Tahmin edilebileceği gibi, sabah tarlaları sabahın erken saatlerinde yapılan testlerde en iyisini yaptı ve şu anda gece baykuşlarından çok daha iyi performans gösterdi. Buna karşılık, gece baykuşları akşam testlerinde en iyisini yaptı, ancak performansları akşam testlerinde sabah domuzlarınınkilerle eşleşti. Araştırmacılar, bu bulguların gece baykuşlarının sabah deneyimlediği dezavantajı vurguladı.
Beyin taramaları, istirahat halindeyken (belirli bir görevi yerine getirmediğinde), sabah larklarının gece baykuşlarından daha yüksek beyin bağlantısına sahip olduğunu ve bu durumun görevler sırasında daha iyi performans ve reaksiyon sürelerini ve uykusuzluğu azalttığını göstermektedir. Buna karşılık, gece baykuşlarında görülen düşük beyin bağlanabilirliği, daha kötü performans, daha yavaş reaksiyon süreleri ve artan uyku hali öngördü.
Araştırmacılar, sadece gece baykuşlarında azaltılmış beyin bağlantısı ile daha kötü görev performansı arasında bir ilişki bulduğunu ve beyin bağlantısının azalmasının aslında bu görevlerde daha kötü performansa neden olduğunu kanıtlayamadıklarını belirtiyorlar.
Araştırmacılar, kronotipin beyin bağlantısını nasıl etkileyebileceğini daha fazla araştırmak için daha fazla çalışma yapılmasını istedi.

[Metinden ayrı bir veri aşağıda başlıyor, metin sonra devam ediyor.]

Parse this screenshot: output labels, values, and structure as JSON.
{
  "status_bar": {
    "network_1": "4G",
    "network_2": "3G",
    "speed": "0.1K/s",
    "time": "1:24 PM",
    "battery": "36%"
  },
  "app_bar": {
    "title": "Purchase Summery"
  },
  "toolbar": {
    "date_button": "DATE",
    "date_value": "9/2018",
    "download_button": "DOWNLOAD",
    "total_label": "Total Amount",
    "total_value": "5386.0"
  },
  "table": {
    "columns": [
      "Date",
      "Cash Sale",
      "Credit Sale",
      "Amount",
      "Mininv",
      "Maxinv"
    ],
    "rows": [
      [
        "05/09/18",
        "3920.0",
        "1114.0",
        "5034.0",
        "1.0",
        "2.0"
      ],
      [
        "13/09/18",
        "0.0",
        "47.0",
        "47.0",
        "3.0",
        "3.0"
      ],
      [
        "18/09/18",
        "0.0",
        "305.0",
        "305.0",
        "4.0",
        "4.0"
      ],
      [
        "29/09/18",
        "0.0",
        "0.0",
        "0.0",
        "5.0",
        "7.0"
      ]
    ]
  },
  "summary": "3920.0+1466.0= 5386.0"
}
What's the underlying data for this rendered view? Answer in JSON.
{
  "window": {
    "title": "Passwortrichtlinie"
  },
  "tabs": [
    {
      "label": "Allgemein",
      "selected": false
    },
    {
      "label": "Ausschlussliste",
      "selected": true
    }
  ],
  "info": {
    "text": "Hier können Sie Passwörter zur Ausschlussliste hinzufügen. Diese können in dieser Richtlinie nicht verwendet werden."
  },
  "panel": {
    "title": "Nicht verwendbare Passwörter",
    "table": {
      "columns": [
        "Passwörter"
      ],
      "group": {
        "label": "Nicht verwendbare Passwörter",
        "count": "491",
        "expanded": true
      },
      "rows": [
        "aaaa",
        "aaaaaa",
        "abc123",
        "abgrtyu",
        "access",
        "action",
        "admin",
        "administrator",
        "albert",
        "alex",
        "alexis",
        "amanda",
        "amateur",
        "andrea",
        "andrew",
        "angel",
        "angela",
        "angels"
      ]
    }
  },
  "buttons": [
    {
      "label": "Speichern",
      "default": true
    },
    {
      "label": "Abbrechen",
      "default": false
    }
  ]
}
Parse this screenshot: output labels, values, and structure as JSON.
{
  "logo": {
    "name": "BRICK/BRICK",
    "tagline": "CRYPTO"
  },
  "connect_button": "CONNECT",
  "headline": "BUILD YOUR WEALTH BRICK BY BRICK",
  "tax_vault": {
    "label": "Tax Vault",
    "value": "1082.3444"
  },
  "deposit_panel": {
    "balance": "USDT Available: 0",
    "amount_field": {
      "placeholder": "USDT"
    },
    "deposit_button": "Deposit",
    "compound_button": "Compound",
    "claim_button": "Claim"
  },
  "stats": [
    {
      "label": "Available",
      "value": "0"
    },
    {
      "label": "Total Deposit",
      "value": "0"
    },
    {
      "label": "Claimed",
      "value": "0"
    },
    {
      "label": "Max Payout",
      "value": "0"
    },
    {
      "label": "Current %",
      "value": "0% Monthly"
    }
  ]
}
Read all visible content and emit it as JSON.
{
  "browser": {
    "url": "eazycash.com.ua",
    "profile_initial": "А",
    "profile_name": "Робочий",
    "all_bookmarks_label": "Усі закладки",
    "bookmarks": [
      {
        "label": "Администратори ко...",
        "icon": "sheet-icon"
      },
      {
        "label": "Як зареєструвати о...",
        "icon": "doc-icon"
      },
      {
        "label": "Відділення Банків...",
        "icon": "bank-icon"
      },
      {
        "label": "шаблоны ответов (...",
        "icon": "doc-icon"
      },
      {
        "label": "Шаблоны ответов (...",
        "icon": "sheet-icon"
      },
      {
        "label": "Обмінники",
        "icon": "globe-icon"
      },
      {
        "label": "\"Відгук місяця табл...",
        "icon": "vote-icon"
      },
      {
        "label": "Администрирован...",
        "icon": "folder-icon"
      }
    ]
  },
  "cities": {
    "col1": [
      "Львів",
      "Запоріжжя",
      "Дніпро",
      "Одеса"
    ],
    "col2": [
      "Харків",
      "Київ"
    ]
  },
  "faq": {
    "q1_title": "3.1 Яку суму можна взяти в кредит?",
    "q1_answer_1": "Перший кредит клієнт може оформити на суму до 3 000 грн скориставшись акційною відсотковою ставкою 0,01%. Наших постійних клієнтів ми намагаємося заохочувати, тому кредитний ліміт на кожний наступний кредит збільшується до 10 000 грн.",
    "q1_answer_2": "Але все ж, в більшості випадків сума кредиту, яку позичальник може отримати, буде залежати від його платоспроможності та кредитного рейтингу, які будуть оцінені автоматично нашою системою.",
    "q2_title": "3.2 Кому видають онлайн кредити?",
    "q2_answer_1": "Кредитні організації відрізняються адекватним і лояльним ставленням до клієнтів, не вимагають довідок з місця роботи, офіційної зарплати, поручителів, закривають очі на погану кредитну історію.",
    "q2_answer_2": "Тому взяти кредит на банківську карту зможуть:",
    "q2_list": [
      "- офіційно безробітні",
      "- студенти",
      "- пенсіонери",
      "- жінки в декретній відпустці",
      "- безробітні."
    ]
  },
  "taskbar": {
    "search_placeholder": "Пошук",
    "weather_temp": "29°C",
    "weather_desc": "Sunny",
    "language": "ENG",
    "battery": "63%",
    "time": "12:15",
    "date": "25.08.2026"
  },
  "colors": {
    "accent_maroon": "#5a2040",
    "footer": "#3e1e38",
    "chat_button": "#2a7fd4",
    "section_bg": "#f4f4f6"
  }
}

Bulgular ayrıca toplumun genel olarak bir kişinin iç saatinin üretkenliğini ve sağlığını nasıl etkilediğinin daha bilinçli olması gerektiğini göstermektedir.
Facer-Childs, "Tipik bir gün sabah 9'dan akşam 5'e kadar sürebilir, ancak bir gece kuşu için bu durum sabahları düşük performans, düşük beyin bağlantısı ... ve gündüz uyku hali ile sonuçlanabilir." Dedi. "Bir toplum olarak, zamanı nasıl yönettiğimiz konusunda daha esnek olabilirsek, verimliliği en üst düzeye çıkarmak ve sağlık risklerini en aza indirmek için uzun bir yol kat edebiliriz."